The Coptic Orthodox Church is a Christian tradition which has greatly blessed me over the years. Be it the beautiful neo-Coptic iconography, or certain critical elements of their theology. The inspiring figure of Pope St. Kyrillos VI, and the tremendously moving witness of their martyrs. It was, indeed, during a Coptic liturgy in London some seven years ago that an ecumenical vocation first awoke within me. All this being the case, when a friend and fellow doctoral student at Durham University (who, not inconsequentially, happened to be a Coptic monk) suggested a visit to Egypt, I immediately seized upon the idea. This was able to be realised in December 2023, both thanks to my friend’s contacts and thanks to the support given by The Bill Snelson Young Ecumenists Fund.

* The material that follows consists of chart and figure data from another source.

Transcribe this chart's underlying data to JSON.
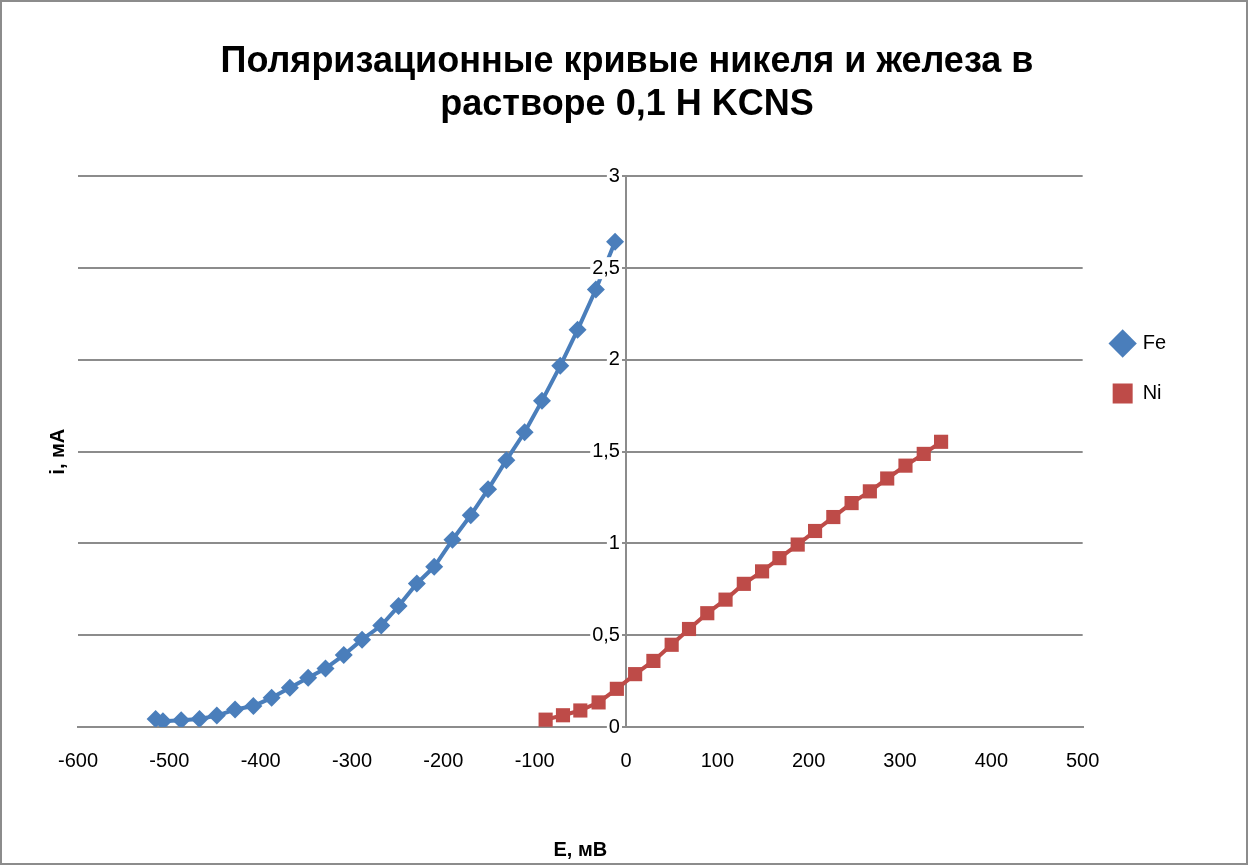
{
  "chart_data": {
    "type": "line",
    "title": "Поляризационные кривые никеля и железа в растворе 0,1 Н KCNS",
    "xlabel": "E, мВ",
    "ylabel": "i, мА",
    "xlim": [
      -600,
      500
    ],
    "xticks": [
      -600,
      -500,
      -400,
      -300,
      -200,
      -100,
      0,
      100,
      200,
      300,
      400,
      500
    ],
    "ylim": [
      0,
      3
    ],
    "yticks": [
      0,
      {
        "value": 0.5,
        "label": "0,5"
      },
      1,
      {
        "value": 1.5,
        "label": "1,5"
      },
      2,
      {
        "value": 2.5,
        "label": "2,5"
      },
      3
    ],
    "grid": "y",
    "legend": "right",
    "line_style": "solid",
    "series": [
      {
        "name": "Fe",
        "color": "#4a7ebb",
        "marker": "diamond",
        "x": [
          -515,
          -507,
          -487,
          -467,
          -448,
          -428,
          -408,
          -388,
          -368,
          -348,
          -329,
          -309,
          -289,
          -268,
          -249,
          -229,
          -210,
          -190,
          -170,
          -151,
          -131,
          -111,
          -92,
          -72,
          -53,
          -33,
          -12
        ],
        "values": [
          0.044,
          0.031,
          0.037,
          0.044,
          0.062,
          0.095,
          0.114,
          0.159,
          0.214,
          0.269,
          0.319,
          0.392,
          0.476,
          0.553,
          0.659,
          0.782,
          0.873,
          1.02,
          1.154,
          1.295,
          1.454,
          1.606,
          1.777,
          1.968,
          2.164,
          2.384,
          2.644
        ]
      },
      {
        "name": "Ni",
        "color": "#be4b48",
        "marker": "square",
        "x": [
          -88,
          -69,
          -50,
          -30,
          -10,
          10,
          30,
          50,
          69,
          89,
          109,
          129,
          149,
          168,
          188,
          207,
          227,
          247,
          267,
          286,
          306,
          326,
          345
        ],
        "values": [
          0.04,
          0.064,
          0.09,
          0.134,
          0.208,
          0.288,
          0.36,
          0.448,
          0.534,
          0.62,
          0.694,
          0.78,
          0.848,
          0.92,
          0.994,
          1.068,
          1.144,
          1.22,
          1.284,
          1.354,
          1.424,
          1.488,
          1.554
        ]
      }
    ]
  }
}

It was a rather short visit – only two full days – yet it remains difficult to adequately sum up. There were key moments, of course: the visiting of two monasteries and some key sites related to the life of St Kyrillos. Spending some time with a centre run by the charity Stephen’s Children. Attending a New Year’s Eve celebration in the Cathedral of St. Mark presided over by Pope Tawadros II. And meeting with (the noted spiritual figure) Fr Raphael Ava Mina. This event was a personal highlight. Hearing him speak of St Kyrillos (who had been his spiritual father) and having him pray with me and for me. But it was also surprisingly affecting to just be around someone who has lived prayer so deeply and for so long.
There are other moments still less easy to quantify. The sense gained across the days through conversations. Hearing about the country, and what life is like for the Christian community today. But not just hearing but also seeing. Seeing children show the cross tattoo adorning their wrists to armed police so as to be let into a church. And through it all, the expectant faith of the people, and the stories of provision and miracles that they regularly share.
‘These days will stay with me for the rest of my life’
The visit was a pilgrimage. It was a time of ecumenical learning. It was an opportunity to establish new inter-church relationships and to strengthen those already present. And, it was a privilege. It genuinely felt (and still feels) as though I was allowed to drink, so to speak, of the respective spiritual, theological, and cultural traditions from their source. To get to know the Coptic Orthodox church almost as closely as one could, given the limits imposed by time and denomination, from the inside. These days will stay with me for the rest of my life.
It was a privilege for which I am deeply grateful to members of the Egyptian Coptic community for allowing me to experience and to the Bill Snelson Fund for its financial support. I look forward to seeing all the fruits, both personal and (hopefully) academic and institutional that the trip will help bring – and even more so, those from all the other trips this Fund will support.
John Stayne is completing a doctoral thesis in theology at Durham University supervised by Profs Paul D. Murray and Karen Kilby. The thesis seeks to articulate a more charismatic Catholic ecclesiology in part by engaging the pneumatological critiques offered by Pentecostal and Orthodox theologians. John is a former teaching assistant at Durham and has also taught on the (Roman Catholic) Northern Diaconal Formation Program. He was on the coordinating committees of the Society for Ecumenical Studies (2022-23) and currently serves on a number of different ecumenical bodies and steering groups related to either Pentecostals and charismatics, or the Christian East.